I found the early history most interesting. Many books focus on the scientific aspects of space travel and history beginning with the Moon landings, but Chasing the Moon starts with the roots of the space age and how it ingrained itself into public consciousness. It’s not surprising that science fiction had a heavy hand in exciting the world to explore beyond our atmosphere. The vision of humanity in space was sold to the masses through science fiction magazines, epic movies, news broadcasts, animated shorts, and propaganda. Seeing this narrative play out really drives home the power of the space age on twentieth century popular culture.
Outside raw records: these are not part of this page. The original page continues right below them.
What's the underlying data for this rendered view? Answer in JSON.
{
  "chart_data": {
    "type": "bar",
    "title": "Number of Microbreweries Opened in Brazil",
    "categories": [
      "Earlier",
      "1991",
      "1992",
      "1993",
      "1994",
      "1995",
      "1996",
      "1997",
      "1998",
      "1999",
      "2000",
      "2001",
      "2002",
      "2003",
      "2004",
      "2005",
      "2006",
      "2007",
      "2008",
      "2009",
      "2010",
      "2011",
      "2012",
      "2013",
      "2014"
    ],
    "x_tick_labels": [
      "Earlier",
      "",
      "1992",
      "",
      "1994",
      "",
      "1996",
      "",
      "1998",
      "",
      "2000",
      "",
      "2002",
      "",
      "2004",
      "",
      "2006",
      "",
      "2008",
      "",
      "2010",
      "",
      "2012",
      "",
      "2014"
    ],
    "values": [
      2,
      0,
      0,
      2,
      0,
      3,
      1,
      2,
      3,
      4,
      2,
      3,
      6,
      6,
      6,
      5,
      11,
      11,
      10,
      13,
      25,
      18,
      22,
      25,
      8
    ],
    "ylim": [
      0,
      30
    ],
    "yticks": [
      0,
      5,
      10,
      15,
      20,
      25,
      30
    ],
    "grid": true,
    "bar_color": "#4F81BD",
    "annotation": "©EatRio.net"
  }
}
Chasing the Moon is a fascinating history book that dives deep into the many aspects of our journey to the Moon. If you’re looking for an intellectual catch-all history of spaceflight, you’ve found it.
Chasing the Moon: The People, the Politics, and the Promise That Launched America into the Space Age
By Robert Stone and Alan Andres
NOTE: I was provided a free copy of this book via NetGalley in exchange for my honest, unbiased review.